AndyH Posted December 22, 2010 Posted December 22, 2010 New plan - one lifer - yet to be written. Optimum formula to match client's cash flow is a unit benefit of 6% of Pay x YOP in the first year, with this changed to 10% of pay thereafter. I don't really care if the 10% formula is retroactive or starts in year 2. I think I have an accrual (133% violation). But I also believe that instead of writing these formulas into the document I could start with the first one, and amend it in year two, removing the accrual violation. I think that is an exception. This seems like form over substance and an unneccessary waste of paper and time. Comments? Oh, and, yes, this is a regular DB plan. The problem could be solved with a cash balance plan but that is not on the table. I could also probably solve it with an annual accrual design. But these options are beside the point - what about the unit accrual design?

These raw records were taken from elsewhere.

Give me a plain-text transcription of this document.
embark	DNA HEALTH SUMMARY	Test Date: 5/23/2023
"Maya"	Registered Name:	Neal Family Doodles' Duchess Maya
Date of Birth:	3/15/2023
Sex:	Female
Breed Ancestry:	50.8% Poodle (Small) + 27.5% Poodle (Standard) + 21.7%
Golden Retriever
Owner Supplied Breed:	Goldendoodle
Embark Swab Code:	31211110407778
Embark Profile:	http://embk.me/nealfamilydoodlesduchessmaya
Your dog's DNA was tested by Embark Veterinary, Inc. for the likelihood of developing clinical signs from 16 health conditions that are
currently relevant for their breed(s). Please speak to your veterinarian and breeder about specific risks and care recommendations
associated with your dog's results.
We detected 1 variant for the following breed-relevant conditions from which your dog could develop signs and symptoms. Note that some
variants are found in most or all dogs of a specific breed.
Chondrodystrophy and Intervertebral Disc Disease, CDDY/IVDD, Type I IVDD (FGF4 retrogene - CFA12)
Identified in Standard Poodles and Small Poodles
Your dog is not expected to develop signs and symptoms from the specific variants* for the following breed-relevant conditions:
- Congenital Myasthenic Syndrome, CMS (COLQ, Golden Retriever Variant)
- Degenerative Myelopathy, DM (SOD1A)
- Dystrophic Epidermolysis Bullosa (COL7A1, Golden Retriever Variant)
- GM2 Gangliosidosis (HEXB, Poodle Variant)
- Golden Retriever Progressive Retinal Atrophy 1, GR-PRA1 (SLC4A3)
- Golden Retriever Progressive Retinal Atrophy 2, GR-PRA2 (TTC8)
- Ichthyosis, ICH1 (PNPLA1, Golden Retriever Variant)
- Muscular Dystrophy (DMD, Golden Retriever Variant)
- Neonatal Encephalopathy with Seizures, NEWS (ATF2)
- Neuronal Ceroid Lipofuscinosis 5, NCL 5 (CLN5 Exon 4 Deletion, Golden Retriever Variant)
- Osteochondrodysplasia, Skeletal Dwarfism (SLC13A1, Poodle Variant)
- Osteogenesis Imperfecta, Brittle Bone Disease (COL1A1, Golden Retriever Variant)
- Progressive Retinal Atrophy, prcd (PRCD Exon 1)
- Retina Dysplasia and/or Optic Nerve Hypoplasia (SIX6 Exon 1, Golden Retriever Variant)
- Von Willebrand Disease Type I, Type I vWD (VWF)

Effen Posted December 22, 2010 Posted December 22, 2010 Definitely form over substance but definitely necessary to amend the formula for year 2. I've been down the road with the IRS and fought it all the way to Mr. Holland's Opus to no avail. Just waste an extra sheet of paper and all will be fine. If you do it on one piece of paper it is a violation, but two pieces of paper and it’s not. Also, just like the Wizard from Oz, pay no attention to the example in the Reg that appears to permit what you propose. Apparenlty the IRS doesn't agree with the wording anymore. :angry: The material provided and the opinions expressed in this post are for general informational purposes only and should not be used or relied upon as the basis for any action or inaction. You should obtain appropriate tax, legal, or other professional advice.
Andy the Actuary Posted December 22, 2010 Posted December 22, 2010 Under this formula, won't participant's accrual satisfy the 3% minimum accrual method, provided AB capped at 100%? The material provided and the opinions expressed in this post are for general informational purposes only and should not be used or relied upon as the basis for any action or inaction. You should obtain appropriate tax, legal, or other professional advice.
AndyH Posted December 22, 2010 Author Posted December 22, 2010 Maybe. Don't work with that much but you might be right. Let's say I cap credited service at 5 (the participant is 64). 1 x 6% =6% 4 x 10%=40% Total 46% .03 x 1 YOP x 46% = 1.38% needed, have 6%. Does that work?
Andy the Actuary Posted December 22, 2010 Posted December 22, 2010 You're way ahead of me because I've never worked with 411(b)(1)(A). Your example looks fine. The rule clearly cannot practically be widely applied. For example, it would permit an accrual of 3% in years 1-9 and then 73% in year 10, for a total benefit of 100% after 10 years. Of course, this formula would apply to all participants. The material provided and the opinions expressed in this post are for general informational purposes only and should not be used or relied upon as the basis for any action or inaction. You should obtain appropriate tax, legal, or other professional advice.
AndyH Posted December 23, 2010 Author Posted December 23, 2010 Good example, thanks for your comments. This does seem to work despite the backloading; at least I have yet to find where it doesn't.